« Pour couper un arbre la force ne compte pas vraiment »

 

Melissa (à gauche sur la photo) Doriane (à droite)

Q : Depuis Combien de temps as-tu le projet de faire une formation forestière ?

Mélissa :

Depuis un an environ après avoir suivi plusieurs fois mon frère qui travaille à l’ONF et particulièrement le stage de 3ème, je me suis bien vu à sa place. Aujourd’hui je souhaite devenir bûcheron ou sylviculteur (on n’a pas encore trop féminisé les mots dans le domaine forestier).

Doriane :

Moi depuis l’âge de 8 ou 9 ans j’ai décidé de travailler en forêt. Depuis toute petite dès que l’occasion se présentait d’accompagner mon père chauffeur grumier dans les bois, j’étais de la partie. D’ailleurs plus jeune dès 5 ans  je l’accompagnais à la chasse. Je passe mon permis cet été avec pour objectif non pas de tuer des animaux mais de faire travailler mes chiens. En fait mon père rêvait sûrement d’avoir un garçon mais aujourd’hui il se rend compte qu’une fille peut tout à fait avoir la même approche de la nature qu’un garçon tout en restant très féminine.

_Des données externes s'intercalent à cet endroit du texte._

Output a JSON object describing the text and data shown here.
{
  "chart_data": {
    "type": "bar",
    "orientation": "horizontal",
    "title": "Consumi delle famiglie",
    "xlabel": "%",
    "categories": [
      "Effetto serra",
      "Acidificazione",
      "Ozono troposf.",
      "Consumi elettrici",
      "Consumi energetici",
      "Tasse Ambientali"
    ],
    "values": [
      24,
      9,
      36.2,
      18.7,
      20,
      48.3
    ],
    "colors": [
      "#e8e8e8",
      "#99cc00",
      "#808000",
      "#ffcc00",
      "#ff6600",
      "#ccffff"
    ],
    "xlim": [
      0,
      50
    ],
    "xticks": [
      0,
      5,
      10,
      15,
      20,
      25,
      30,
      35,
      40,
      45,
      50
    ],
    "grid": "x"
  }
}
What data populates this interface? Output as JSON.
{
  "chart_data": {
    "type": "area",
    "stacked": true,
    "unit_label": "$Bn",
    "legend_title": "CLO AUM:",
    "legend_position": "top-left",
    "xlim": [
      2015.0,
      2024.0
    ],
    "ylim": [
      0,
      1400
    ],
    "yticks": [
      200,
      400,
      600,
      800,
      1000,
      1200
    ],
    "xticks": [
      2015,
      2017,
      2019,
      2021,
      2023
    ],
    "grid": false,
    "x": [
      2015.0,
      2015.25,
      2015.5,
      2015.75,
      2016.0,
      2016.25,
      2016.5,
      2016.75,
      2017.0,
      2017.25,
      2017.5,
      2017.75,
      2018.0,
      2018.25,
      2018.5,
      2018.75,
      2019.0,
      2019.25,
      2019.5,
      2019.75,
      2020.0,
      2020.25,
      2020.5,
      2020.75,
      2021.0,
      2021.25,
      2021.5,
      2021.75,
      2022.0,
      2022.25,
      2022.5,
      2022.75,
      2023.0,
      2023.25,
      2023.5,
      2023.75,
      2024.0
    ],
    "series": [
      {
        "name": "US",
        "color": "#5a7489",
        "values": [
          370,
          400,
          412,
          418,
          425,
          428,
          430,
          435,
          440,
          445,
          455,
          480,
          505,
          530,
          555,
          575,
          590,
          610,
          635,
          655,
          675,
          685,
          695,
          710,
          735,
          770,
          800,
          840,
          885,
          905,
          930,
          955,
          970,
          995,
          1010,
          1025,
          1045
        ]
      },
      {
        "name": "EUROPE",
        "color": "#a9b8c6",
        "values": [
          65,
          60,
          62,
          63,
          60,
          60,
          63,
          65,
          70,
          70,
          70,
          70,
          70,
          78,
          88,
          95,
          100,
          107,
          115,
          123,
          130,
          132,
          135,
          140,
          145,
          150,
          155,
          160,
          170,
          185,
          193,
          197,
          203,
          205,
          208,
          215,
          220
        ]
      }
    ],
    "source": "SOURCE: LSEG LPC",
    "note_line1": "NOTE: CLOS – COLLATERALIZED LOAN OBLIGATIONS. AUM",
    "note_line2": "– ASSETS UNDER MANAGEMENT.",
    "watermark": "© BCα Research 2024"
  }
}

Mon objectif est double, soit de passer les concours de l’ONF (pour faire plaisir à mes parents !) soit de reprendre l’entreprise de bois de mon père.

 

Q : As-tu rencontré des freins pour réaliser ce projet d’entrée au lycée forestier ?

 

Mélissa : J’ai eu beaucoup de freins. La plupart des gens ne voulaient pas que j’aille vers ce domaine. A la fin, ma détermination et ma volonté l’ont emporté. Je pense que depuis le début de ma formation j’ai prouvé que j’étais capable d’y arriver (Mélissa a obtenu deux fois les encouragements du conseil de classe).

Doriane : J’aurais tendance à dire non d’un premier abord parce que mes parents  m’ont vraiment soutenue dans mes choix. Mais quand j’y réfléchis, en fait si, mes profs et la principale du collège ont essayé de me dissuader d’aller en bac pro à cause de ma très bonne moyenne. La directrice a même rencontré mes parents et il a fallu que je tienne bon. Une de mes amies a accepté d’aller en 2de générale et aujourd’hui elle va redoubler en 2nde Bac pro. Mes camarades de classes en 3ème m’ont aussi beaucoup charrié l’an passé quand ils ont su ce que je voulais faire. On  m’appelait la bûcheronne au collège.

J’ai d’ailleurs été invitée cette année dans mon ancien collège pour partager mon expérience avec les élèves de 3ème qui m’ont tous posé des questions sur les matières qu’on pouvait trouver en bac professionnel.

Aujourd’hui ce sont mes grands parents qui sont le plus inquiets. Ils m’écrivent tous les mardis matins avant les départs en TP tronçonneuse et ils m’appellent à nouveau le soir pour savoir comment ça s’est passé

 

Q : Te sens-tu à l’aise dans la formation bac pro Forêt ? Et si c’était à refaire ?

Mélissa : Je suis parfaitement à l’aise dans la formation bien qu’il faille parfois s’accrocher pour se faire accepter par les garçons mais si je devais refaire un choix je ferais le même, sans hésitation.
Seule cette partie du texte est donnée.